In 2019, it was fine, mostly, but everyone once in a while, our elevator, which was the only Spark Max on the system, would behave a little jittery, or would not respond. There was no obvious issue, to us anyway, but a CSA looked at our code, and our robot, and the driver station, and frowned, and borrowed a screwdriver and played with our wires and said that our wiring wasn’t so good. Tighten down the wiring. It seemed to work.
Fast forward to this year. We’ve got Spark Max/Neo combinations for all four drive wheels, plus our shooter. In two of our competition matches this year, at some point, we lost the left side drive train. We couldn’t move, unless you count spinning in a circle. The drive team checked the joystick during the match. (Tank drive style, two joystick control) Both joysticks are responding normally. After the match, they inspect. Everything mechanical looks normal. The software for this part of the drive is extra simple. Read joystick, apply deadband, set motor speed. Works like a charm all the time. Nothing funky in the software that could produce some occasional error.

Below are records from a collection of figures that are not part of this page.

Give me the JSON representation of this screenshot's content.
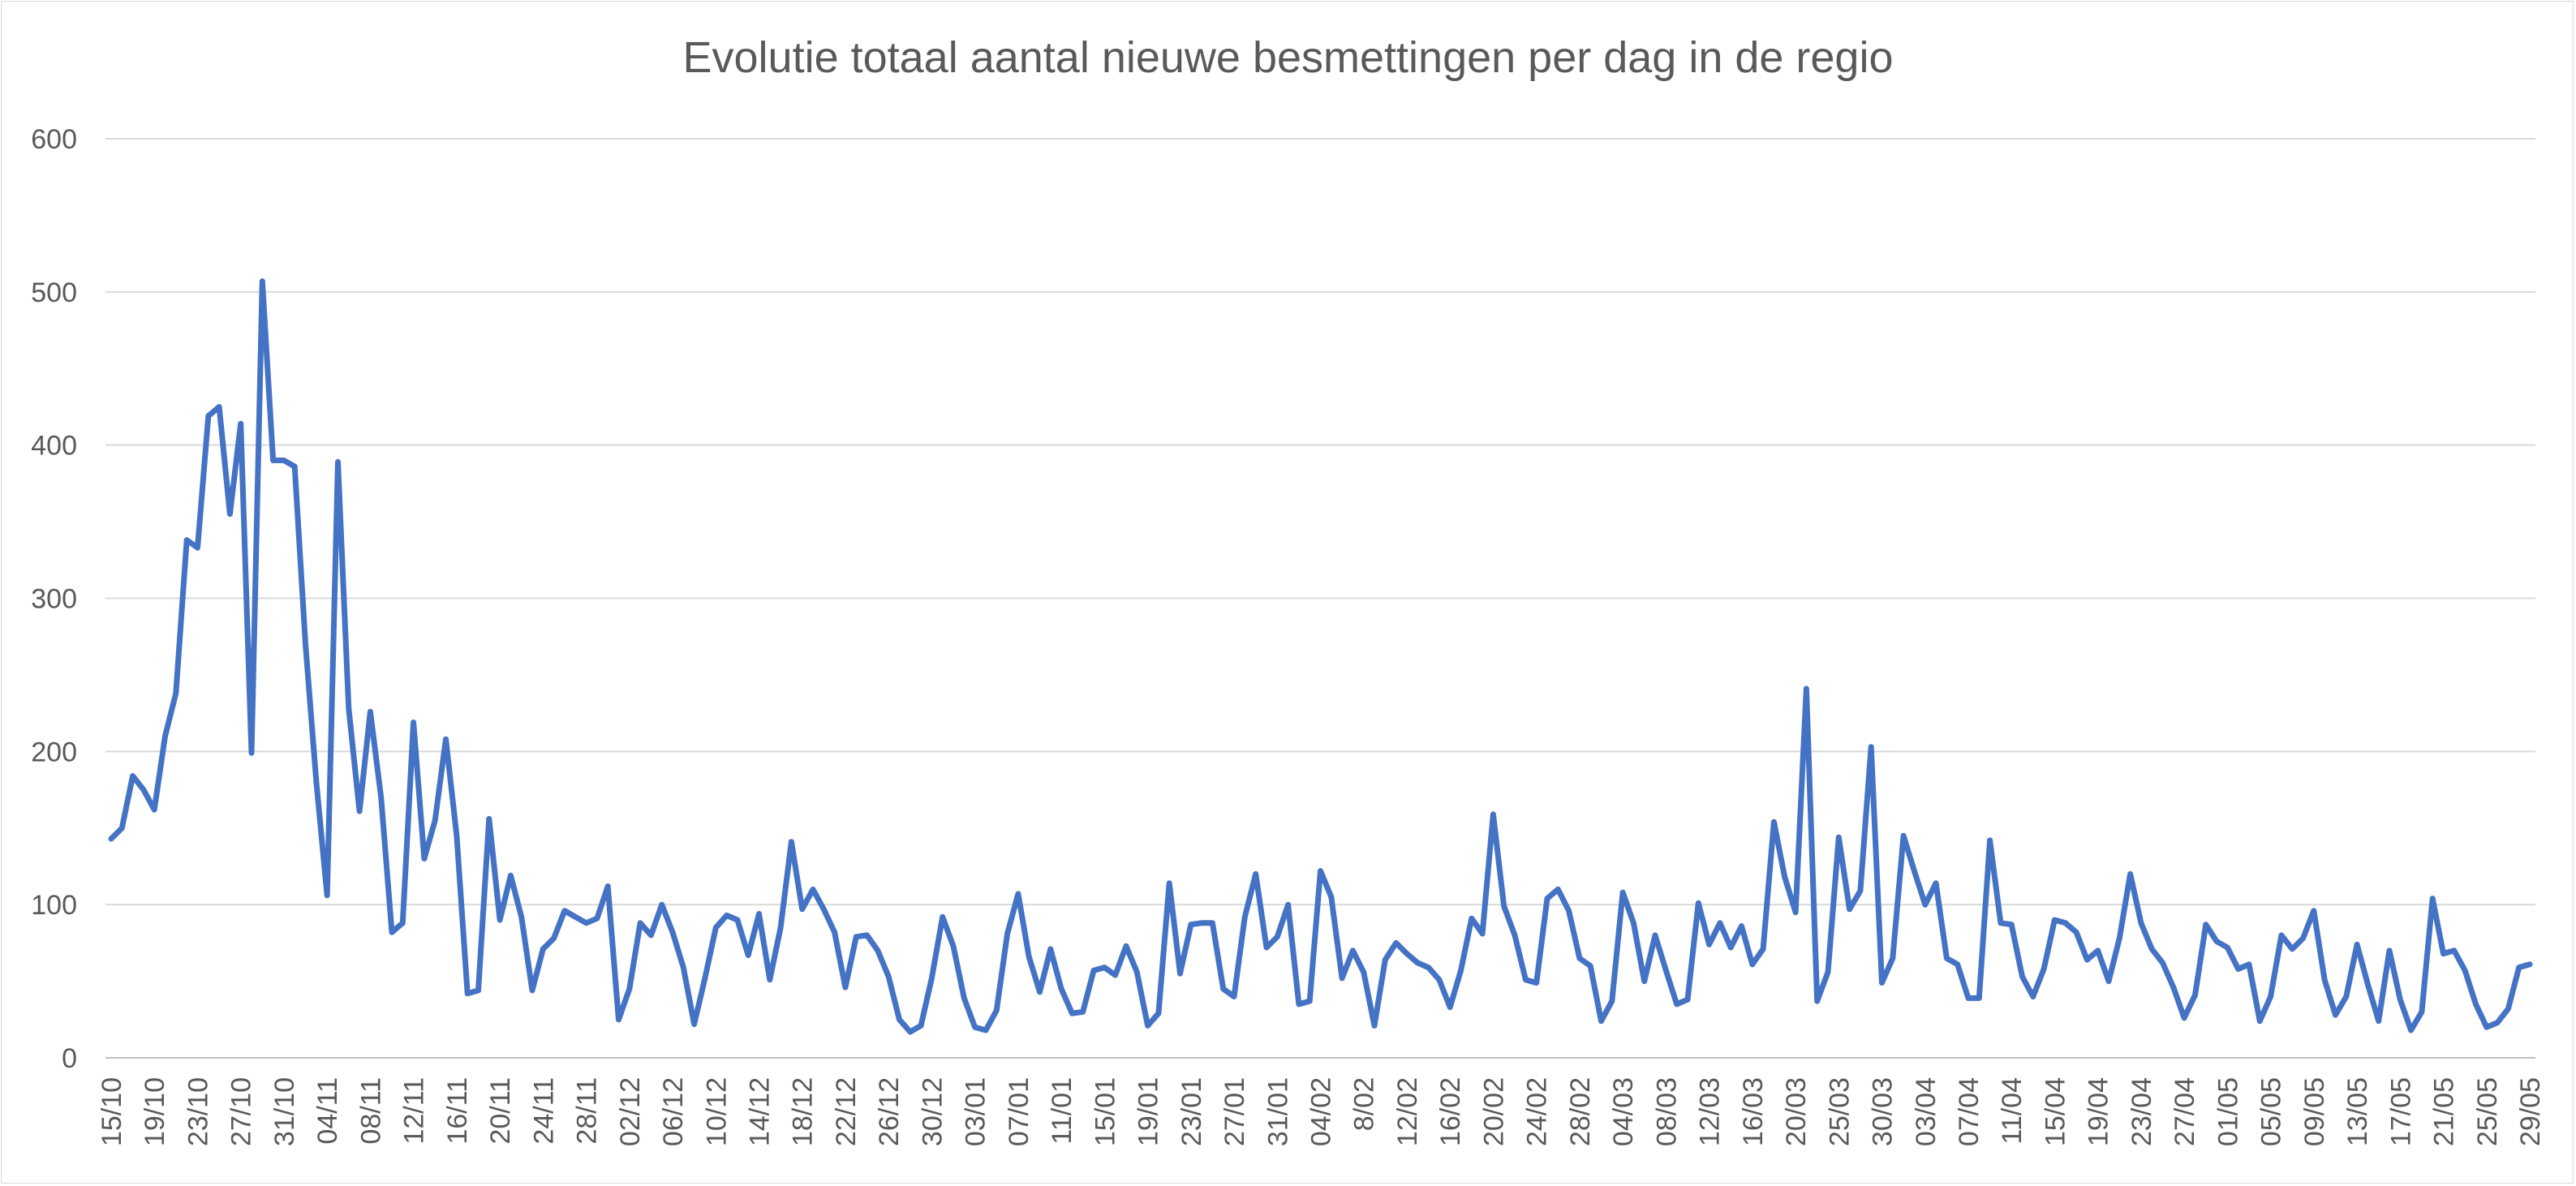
{
  "chart_data": {
    "type": "line",
    "title": "Evolutie totaal aantal nieuwe besmettingen per dag in de regio",
    "xlabel": "",
    "ylabel": "",
    "ylim": [
      0,
      600
    ],
    "yticks": [
      "0",
      "100",
      "200",
      "300",
      "400",
      "500",
      "600"
    ],
    "grid": true,
    "legend": "none",
    "color": "#4472C4",
    "xtick_labels": [
      "15/10",
      "19/10",
      "23/10",
      "27/10",
      "31/10",
      "04/11",
      "08/11",
      "12/11",
      "16/11",
      "20/11",
      "24/11",
      "28/11",
      "02/12",
      "06/12",
      "10/12",
      "14/12",
      "18/12",
      "22/12",
      "26/12",
      "30/12",
      "03/01",
      "07/01",
      "11/01",
      "15/01",
      "19/01",
      "23/01",
      "27/01",
      "31/01",
      "04/02",
      "8/02",
      "12/02",
      "16/02",
      "20/02",
      "24/02",
      "28/02",
      "04/03",
      "08/03",
      "12/03",
      "16/03",
      "20/03",
      "25/03",
      "30/03",
      "03/04",
      "07/04",
      "11/04",
      "15/04",
      "19/04",
      "23/04",
      "27/04",
      "01/05",
      "05/05",
      "09/05",
      "13/05",
      "17/05",
      "21/05",
      "25/05",
      "29/05"
    ],
    "series": [
      {
        "values": [
          143,
          150,
          184,
          175,
          162,
          210,
          238,
          338,
          333,
          419,
          425,
          355,
          414,
          199,
          507,
          390,
          390,
          386,
          270,
          180,
          106,
          389,
          228,
          161,
          226,
          170,
          82,
          88,
          219,
          130,
          155,
          208,
          145,
          42,
          44,
          156,
          90,
          119,
          92,
          44,
          71,
          78,
          96,
          92,
          88,
          91,
          112,
          25,
          45,
          88,
          80,
          100,
          82,
          59,
          22,
          52,
          85,
          93,
          90,
          67,
          94,
          51,
          85,
          141,
          97,
          110,
          97,
          82,
          46,
          79,
          80,
          70,
          53,
          25,
          17,
          21,
          52,
          92,
          73,
          39,
          20,
          18,
          31,
          81,
          107,
          66,
          43,
          71,
          45,
          29,
          30,
          57,
          59,
          54,
          73,
          56,
          21,
          29,
          114,
          55,
          87,
          88,
          88,
          45,
          40,
          92,
          120,
          72,
          79,
          100,
          35,
          37,
          122,
          105,
          52,
          70,
          56,
          21,
          64,
          75,
          68,
          62,
          59,
          51,
          33,
          57,
          91,
          81,
          159,
          99,
          80,
          51,
          49,
          104,
          110,
          96,
          65,
          60,
          24,
          37,
          108,
          88,
          50,
          80,
          57,
          35,
          38,
          101,
          74,
          88,
          72,
          86,
          61,
          71,
          154,
          118,
          95,
          241,
          37,
          56,
          144,
          97,
          109,
          203,
          49,
          65,
          145,
          122,
          100,
          114,
          65,
          61,
          39,
          39,
          142,
          88,
          87,
          53,
          40,
          58,
          90,
          88,
          82,
          64,
          70,
          50,
          78,
          120,
          88,
          71,
          62,
          46,
          26,
          41,
          87,
          76,
          72,
          58,
          61,
          24,
          40,
          80,
          71,
          78,
          96,
          51,
          28,
          40,
          74,
          48,
          24,
          70,
          38,
          18,
          30,
          104,
          68,
          70,
          57,
          35,
          20,
          23,
          32,
          59,
          61
        ]
      }
    ]
  }
}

Brink robot back to pits. Everything is normal. It works great.
So, we start asking, what happened? Drive team suspects software error. Of course. If you can’t see it, it must be a software error. Speaking as the software mentor, I’m confident it wasn’t a software error. No problem with chains. No problem with wheels or transmissions. Joystick was checked while still on the field. It was responding in the driver station, but the left side wasn’t moving.
Can bus error, maybe?
I check the driver station. I’m not exactly a driver station expert. I check events. No exceptions or funky warnings. Look at CAN bus utilization in the log. I see a fuzzy gray area centered around 30%. No big spikes. I don’t know what I’m looking for, just “something odd”. However, I don’t see anything odd.
It’s not something crazy like bad configuration of CAN IDs. Those would cause problems every time. Software logic errors would show up a lot more frequently in simple code like this. It happened twice, out of 28 competition matches, 5 practice matches, and several hours of operation in our practice area. (Besides which, the code for moving the right side wheels is inside the same set of brackets as the left side wheels. Java code. If it wasn’t updating the left side, it wouldn’t update the right side.) No broken chains, and no sign of sticking wheels or anything funky mechanically.
My mind, though, goes back a few years to that CSA who saw something in our logs, frowned, and started fixing wires. What was it that she saw? I really have no idea myself. I’m not sure what information there was available. All I can see is utilization, and we’re fine. What do you suppose she saw? In general, is it common to have intermittent CAN errors, and if so, what would we see in the logs if it were happening?
And, is there any other non-mechanical way of causing two motors to stop responding? In one of the two matches where the phenomenon happened, we did have an abnormally high level of packet loss, but it seems odd that it would affect only one pair of motors, and no other system. Also, in the other match where it happened, we didn’t have high levels of packet loss.
Our pneumatic systems, and the other motors (two right side motors, plus shooter) were working fine.
Any suggestions would be welcome.